Video Reaction, The success of TikTok largely comes down to participatory trends, and the capacity for anyone to not only consume clips in the app, but to also engage with any meme or challenge with their own take.
Well, that and its highly attuned algorithm, which adjusts in real-time to your session preferences. But inviting more people into each trend is a key element in getting more users to open the app even more often, while it also expanded TikTok’s content pool, with sometimes thousands of related clips on a single trend that it can then feed to users who’ve engaged with that topic.
So of course, Instagram’s also trying to push the same in Reels.

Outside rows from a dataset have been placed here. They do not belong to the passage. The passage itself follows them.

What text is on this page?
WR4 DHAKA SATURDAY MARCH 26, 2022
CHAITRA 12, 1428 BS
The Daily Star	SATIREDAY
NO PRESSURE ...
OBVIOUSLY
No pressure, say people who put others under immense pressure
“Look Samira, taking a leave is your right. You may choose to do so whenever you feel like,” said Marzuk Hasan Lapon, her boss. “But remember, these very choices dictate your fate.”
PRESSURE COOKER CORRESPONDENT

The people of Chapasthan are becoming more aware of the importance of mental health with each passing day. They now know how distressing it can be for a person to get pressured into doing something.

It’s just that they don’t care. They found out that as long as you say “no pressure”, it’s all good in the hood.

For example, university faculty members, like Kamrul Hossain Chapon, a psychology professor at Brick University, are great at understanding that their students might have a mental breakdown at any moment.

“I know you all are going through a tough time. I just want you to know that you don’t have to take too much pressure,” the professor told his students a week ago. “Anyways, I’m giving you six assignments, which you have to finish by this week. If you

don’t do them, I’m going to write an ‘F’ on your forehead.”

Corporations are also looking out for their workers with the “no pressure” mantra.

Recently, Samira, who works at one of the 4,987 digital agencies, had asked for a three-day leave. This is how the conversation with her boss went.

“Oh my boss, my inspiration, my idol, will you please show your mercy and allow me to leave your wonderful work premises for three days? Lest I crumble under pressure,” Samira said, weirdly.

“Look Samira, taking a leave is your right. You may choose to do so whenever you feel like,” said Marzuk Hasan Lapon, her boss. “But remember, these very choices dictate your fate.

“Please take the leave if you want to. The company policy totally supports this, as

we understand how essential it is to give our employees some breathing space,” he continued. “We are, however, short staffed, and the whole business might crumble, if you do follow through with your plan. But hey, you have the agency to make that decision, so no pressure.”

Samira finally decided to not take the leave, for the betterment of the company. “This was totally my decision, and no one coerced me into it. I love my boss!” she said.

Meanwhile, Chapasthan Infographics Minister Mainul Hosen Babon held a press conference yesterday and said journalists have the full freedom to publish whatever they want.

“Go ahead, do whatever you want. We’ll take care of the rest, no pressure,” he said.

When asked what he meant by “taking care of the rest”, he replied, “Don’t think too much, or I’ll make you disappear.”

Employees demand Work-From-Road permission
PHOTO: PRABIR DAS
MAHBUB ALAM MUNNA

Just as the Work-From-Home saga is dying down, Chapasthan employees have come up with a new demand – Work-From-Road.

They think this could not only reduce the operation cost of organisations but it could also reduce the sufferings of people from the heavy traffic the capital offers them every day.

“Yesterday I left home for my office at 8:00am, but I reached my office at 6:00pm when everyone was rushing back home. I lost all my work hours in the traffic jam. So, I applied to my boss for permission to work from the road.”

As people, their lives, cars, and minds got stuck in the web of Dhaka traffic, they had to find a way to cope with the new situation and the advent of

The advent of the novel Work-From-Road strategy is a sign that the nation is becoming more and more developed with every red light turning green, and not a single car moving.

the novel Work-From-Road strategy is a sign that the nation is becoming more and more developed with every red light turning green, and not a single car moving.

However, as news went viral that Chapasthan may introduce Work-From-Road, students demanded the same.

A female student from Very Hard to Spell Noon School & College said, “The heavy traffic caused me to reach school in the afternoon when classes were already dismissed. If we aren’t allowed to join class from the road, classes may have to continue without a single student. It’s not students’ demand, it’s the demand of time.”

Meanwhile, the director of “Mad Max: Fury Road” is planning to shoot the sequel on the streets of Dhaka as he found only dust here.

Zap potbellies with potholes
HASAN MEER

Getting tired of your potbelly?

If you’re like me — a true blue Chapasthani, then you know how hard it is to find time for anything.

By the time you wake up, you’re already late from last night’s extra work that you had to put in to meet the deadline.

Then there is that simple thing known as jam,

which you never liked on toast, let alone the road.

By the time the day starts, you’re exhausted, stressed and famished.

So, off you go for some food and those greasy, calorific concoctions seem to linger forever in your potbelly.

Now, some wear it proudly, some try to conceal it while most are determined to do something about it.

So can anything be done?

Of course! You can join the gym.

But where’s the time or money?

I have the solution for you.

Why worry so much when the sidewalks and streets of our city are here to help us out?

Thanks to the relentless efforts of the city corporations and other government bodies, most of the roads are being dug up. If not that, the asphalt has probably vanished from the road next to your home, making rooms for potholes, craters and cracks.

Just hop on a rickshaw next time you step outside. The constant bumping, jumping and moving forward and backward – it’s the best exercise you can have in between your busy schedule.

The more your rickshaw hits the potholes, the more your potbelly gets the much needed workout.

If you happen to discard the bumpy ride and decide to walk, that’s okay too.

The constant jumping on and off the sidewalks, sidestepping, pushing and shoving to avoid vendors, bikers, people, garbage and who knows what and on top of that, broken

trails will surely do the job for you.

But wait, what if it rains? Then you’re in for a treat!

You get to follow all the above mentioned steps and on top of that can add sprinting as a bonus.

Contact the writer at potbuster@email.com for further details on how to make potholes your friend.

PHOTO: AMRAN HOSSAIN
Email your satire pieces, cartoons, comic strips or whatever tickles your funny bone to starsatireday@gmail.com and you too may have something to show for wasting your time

As you can see in this example, posted by app researcher Alessandro Paluzzi, Instagram’s currently testing a new option which would prompt users to ‘create a reaction video’ right from the Reels share sheet.
That could help to get more people posting more Reels content, with the quick reminder helping to get you thinking on how you might do the same in your videos.
Instagram’s already added similar, with its own take on TikTok’s ‘Duet’ functionality (called ‘Remix’) and the capacity to reply to a comment with a Reels clip. TikTok’s also testing a new ‘Templates’ process with some Reels creators, which enables users to replicate the format of a Reels clip that they’ve seen in their own content.
Video replies are another step in TikTok’s direction, as Instagram seeks ways to more closely align with TikTok’s core, and hugely popular offering, in order to nullify TikTok’s growth, and keep users aligned to its apps.
Which is working, at least to some degree. Some IG users have never downloaded TikTok, and are happy with Reels – and had Instagram not added the function, and made it a fairly similar facsimile, those people likely would have felt more compelled to try TikTok instead, in order to keep up with the latest discussion trends.
That’s the real impetus behind the various TikTok clones, which you can now find in Instagram, Facebook, YouTube and Snapchat. Sure, they’re unlikely to be as good as the original, but they don’t have to be superior, they just need to be good enough, so that users stay in their apps, instead of drifting off to the latest fad instead.
Though short-form videos are likely now more than a fad. As time goes on, more and more people are spending more and more with short-form video feed options, with the snackable, quick-hitting entertainment of the format providing simple moments that can erase hours of spare time as you scroll on through the feed.
Is that a good thing? I mean, it mostly seems to be a logical progression of online media habits – we moved from posting text to posting images, to GIFs and videos, then to shorter video clips, which are a sort of merger of the latter two formats. People now prefer short clips for almost everything – because if any clip in your feed isn’t doing it for you, you can easily move onto the next, making it non-committal, and giving users more control over their media intake.
And as noted, it also invites more participation. Because maybe you can’t, or won’t, make an hour long clip, but a quick, fun response? Anybody can do that. That helps to get more people started, and again, that then leads to a stronger content ecosystem, with more new clips going in, and more people consuming more content.
Instagram’s still not close to catching up on this front, but Reels is the platform’s fastest-growing content format – and as noted, Meta doesn’t need to be better, or even as good as TikTok, as such. It just needs to be ‘close to’, to keep people from straying.
Which is why this option makes sense – because anything TikTok does, Instagram will do also.
There’s no word on official testing or a release plan for the new prompt as yet.